Ali Rashid Lootah, the chairman of the Dubai developer Nakheel, hopes with this year's Cityscape in the emirate he is finally able to convince the property-buying public to put their trust back in his company.
As there were long lines of more than 120 people outside his sales office hoping to get their hands on new villas at the Jumeirah Park scheme this week, it looks like he might succeed.
The developer took deposits for 202 of 360 villas at the scheme with a total value of Dh888 million (US$241.7m). For Mr Lootah it is a promising sign the work he has put in for the past two years is finally paying off.
"Frankly speaking, the biggest challenge was trying to comfort the investors that we will deliver to them their investment," he says, relaxing on a plush sofa in his office at the Nakheel sales centre in Dubai.
"So, to me, that's a sign of trust and the important thing is - and the best sign of trust from the investors' side - is people now buying again from Nakheel."
Rebuilding trust in the master developer behind the 2009 Dubai World crisis is no easy task. Many investors who bought into Nakheel schemes in the boom days have been left out of pocket because of a string of cancelled projects - ending in litigation at the Dubai World Tribunal in a number of cases.
"My priority was the investors because they are the small, small people," says Mr Lootah. "Lenders and banks we have already made a deal with them. Contractors we made a deal with them; they are happy. And so it is the investors. And still, around 75 per cent or 74 per cent of cases we managed to resolve amicably - without litigation, without anything."

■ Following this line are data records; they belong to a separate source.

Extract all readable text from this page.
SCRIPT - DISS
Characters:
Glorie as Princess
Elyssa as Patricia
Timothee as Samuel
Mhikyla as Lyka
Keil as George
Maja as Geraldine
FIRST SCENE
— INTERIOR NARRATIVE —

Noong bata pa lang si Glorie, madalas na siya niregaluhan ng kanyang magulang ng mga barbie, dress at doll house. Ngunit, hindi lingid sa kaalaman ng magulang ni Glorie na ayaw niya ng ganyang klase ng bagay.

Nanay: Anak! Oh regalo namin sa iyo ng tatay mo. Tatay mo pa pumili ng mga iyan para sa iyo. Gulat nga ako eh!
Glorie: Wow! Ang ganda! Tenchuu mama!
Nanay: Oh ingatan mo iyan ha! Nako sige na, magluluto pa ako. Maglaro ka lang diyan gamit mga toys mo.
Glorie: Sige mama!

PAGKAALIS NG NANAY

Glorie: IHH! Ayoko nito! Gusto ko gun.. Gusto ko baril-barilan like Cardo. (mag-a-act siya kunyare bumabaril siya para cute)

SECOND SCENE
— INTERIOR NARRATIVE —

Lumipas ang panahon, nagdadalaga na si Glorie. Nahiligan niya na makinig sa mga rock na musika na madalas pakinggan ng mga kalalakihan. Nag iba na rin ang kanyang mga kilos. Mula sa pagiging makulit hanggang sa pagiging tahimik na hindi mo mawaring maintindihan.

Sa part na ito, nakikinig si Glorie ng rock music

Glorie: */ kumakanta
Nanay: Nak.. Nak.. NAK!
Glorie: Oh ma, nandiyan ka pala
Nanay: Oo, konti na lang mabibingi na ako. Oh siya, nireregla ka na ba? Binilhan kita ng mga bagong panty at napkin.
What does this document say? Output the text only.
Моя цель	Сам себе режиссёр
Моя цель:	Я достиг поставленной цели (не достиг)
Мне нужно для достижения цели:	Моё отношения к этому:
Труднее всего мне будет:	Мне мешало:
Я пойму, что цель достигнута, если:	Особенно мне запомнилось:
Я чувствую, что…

The appointment two years ago of Mr Lootah, a Dubai-born engineer, during a time of restructuring was seen by many in the market as a sign the company would roll up its sleeves and get things done - even if it had to step on a few toes along the way.
When asked whether the company could have done things differently, Mr Lootah is clear. "Well, there was no other option. We gave the people the choice. They have to wait until the end of the restructuring period and they get their money in full and I think really the Government have provided a great job by supporting the company."
Although Nakheel is only part of the way through a restructuring plan it agreed to with its lenders last year and which is set to run until August 2016, it has launched at least three housing schemes - the Palm Residences, the Palm Views and Jumeirah Park legacy villas - as well as extensions to its Dragon Mall and Ibn Battuta Mall.
The chairman says out of the total Dh9.9 billion of advances it received from customers who have yet to receive their properties, about Dh7.2bn to Dh7.3bn is "already sorted out".
To do this the company has followed its firm restructuring plan, says Mr Lootah, consolidating the wild and wacky projects of the boom time into an achievable target of delivering 8,000 homes. Already, he says, the developer has delivered 5,000 of these homes and the rest are being handed over "on a daily basis".
To say the global financial crisis decimated Nakheel is no exaggeration. The company went from employing about 4,400 people during the boom times to just 900 today.
However, as the market recovers, Mr Lootah says Nakheel has plans to grow again.
"Nakheel is here to stay and Nakheel will continue to grow, locally and hopefully internationally," he says. "I think the number of people will increase but I don't know if it will be the same size as before."
The chairman, who starts each day at 5.30am with a brisk 6km walk, says the company is in negotiations with developers "from more than one country" about the possibility of expanding overseas.
"It's a commercial decision at the end of the day but we have to grow and we will continue growing," says Mr Lootah.
"Dubai is our core business but we have to grow outside if there is an opportunity."